Our paper contributes to existing studies in several ways. First, our results are of significance to Grossman’s health capital theory and social support theories. Our results show that informal care is indeed an important source to produce health capital. Our study has once more proven that social support/control helps change individual behaviors. Second, informal care mainly comes from adult children and is an important source of care for elderly people with daily activities [7]. Existing studies have proved that elderly people with informal care have better health status which are measured by ADL, IADL, and diseases [31, 32], and most of the existing results come from developed countries. However, they do not provide insight on whether informal care can help improve health behaviors.
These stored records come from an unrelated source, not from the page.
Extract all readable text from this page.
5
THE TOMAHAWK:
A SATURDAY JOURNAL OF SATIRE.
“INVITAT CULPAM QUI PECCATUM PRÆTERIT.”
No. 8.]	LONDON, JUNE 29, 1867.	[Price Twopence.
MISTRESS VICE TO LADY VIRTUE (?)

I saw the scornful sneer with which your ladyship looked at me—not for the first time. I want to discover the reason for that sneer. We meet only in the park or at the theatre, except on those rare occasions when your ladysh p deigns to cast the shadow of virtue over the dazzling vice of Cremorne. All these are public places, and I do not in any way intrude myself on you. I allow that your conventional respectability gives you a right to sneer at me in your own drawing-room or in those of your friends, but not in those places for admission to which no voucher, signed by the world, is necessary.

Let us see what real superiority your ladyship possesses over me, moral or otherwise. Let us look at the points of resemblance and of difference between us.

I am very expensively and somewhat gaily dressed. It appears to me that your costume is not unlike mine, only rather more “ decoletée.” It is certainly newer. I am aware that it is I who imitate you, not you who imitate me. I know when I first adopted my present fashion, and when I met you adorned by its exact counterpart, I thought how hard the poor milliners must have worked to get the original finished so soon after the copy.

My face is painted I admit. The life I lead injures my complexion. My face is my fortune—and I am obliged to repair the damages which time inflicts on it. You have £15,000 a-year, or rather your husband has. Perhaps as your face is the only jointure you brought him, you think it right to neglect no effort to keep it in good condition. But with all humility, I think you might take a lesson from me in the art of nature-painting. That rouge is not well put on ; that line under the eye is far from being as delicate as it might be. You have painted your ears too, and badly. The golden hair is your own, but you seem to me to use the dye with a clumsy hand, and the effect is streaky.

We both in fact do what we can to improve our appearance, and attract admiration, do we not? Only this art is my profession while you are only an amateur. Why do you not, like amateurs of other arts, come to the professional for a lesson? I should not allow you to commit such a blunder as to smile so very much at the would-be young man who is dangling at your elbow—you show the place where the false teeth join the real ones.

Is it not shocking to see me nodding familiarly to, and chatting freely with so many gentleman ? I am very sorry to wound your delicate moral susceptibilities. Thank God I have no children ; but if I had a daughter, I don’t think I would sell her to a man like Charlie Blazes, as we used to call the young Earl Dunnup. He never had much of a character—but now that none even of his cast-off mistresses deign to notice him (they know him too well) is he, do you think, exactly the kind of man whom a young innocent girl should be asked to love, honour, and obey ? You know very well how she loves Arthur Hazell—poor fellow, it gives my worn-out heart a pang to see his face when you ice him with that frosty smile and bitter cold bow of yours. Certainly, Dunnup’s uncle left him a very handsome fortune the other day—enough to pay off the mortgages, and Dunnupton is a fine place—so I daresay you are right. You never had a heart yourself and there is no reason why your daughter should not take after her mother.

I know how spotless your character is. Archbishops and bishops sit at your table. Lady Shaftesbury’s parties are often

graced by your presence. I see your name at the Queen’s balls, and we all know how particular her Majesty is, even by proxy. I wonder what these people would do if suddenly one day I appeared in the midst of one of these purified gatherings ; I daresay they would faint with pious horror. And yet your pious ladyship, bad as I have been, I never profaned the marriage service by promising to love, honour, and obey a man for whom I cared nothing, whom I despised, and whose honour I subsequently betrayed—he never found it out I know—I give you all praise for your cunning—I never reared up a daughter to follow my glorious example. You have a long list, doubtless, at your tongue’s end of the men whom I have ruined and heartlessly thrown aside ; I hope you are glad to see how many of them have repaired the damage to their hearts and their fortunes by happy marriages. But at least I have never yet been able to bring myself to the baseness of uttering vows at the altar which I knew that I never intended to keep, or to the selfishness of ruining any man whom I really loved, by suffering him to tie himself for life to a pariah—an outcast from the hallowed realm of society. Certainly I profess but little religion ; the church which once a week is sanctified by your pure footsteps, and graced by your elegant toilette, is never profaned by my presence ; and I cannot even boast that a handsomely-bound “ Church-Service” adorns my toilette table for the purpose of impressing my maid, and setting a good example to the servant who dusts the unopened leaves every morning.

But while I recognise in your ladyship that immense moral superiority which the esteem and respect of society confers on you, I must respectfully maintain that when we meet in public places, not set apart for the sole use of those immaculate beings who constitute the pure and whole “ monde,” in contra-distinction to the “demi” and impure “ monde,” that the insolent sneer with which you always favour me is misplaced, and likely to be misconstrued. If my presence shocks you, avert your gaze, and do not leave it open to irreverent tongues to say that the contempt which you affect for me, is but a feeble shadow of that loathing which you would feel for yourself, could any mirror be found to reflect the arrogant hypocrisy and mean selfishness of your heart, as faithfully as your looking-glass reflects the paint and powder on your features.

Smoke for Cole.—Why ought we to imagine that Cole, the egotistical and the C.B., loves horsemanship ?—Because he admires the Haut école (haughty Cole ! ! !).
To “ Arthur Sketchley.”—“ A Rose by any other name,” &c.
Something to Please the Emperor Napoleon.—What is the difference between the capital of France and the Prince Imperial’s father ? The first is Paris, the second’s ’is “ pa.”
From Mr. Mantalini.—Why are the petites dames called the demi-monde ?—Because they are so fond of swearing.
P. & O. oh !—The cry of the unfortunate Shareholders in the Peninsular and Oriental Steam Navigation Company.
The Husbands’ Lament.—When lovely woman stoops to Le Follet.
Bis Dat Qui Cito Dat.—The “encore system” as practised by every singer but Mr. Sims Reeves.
To our knowledge, we are the first study to empirically research the role of informal care in improving health behaviors. Third, health behaviors are very important for patients with chronic diseases. There are quite a number of studies that have examined the effect of health behavior intervention on chronic disease management; however, they failed to research the health behavior improvement from informal care for patients with chronic diseases. Our study helps fill this gap. Fourth, our study enriches these studies that examine the impact factors of compliance of doctor’s advices and has proved that informal care can improve the compliance of doctor’s advice. Fifth, for the research data, we employ a new national household survey data that contains detailed information about health status, doctor’s advice, and informal care information which remedies many shortcomings of other data sets. Our results are more reliable. Last, we research our questions by studying elderly people in China who are facing the challenge of an aging population. Based on the above, a study investigating the Chinese population is needed.

There are several limitations of this paper. First, we do not distinguish the sources of informal care. The impacts of different sources of informal care on health behaviors may be different. For instance, we can guess that informal care from children is more effective for improvement of health behaviors than informal care from friends. Second, we do not measure the intensity of informal care which may influence the presentation of effects of informal care. However, our research has shown positive impacts of informal care on improvement of health behaviors, even only measuring informal care through a dummy variable. We suggest future research to explore the deep role of informal care.

Implication

Our results show that informal care can improve health behaviors effectively. Since formal care is likely to be more expensive than informal care from the perspective of the health and social care budget, policy makers who aim to improve health status should take informal care of elderly people into account and provide appropriate policies to meet the demand of informal care. Our birth policy and postponed retirement policy may decrease the informal care supply, so adjustments of these policies are important and urgent to meet the current situation of the aged tendency of the population. In addition, we infer that formal care is also useful for improving health behaviors; the government could give more support to develop organizations to provide formal care, such as nursing homes. Moreover, we give suggestions to hospitals and villages/communities to encourage individuals to provide care to elderly people.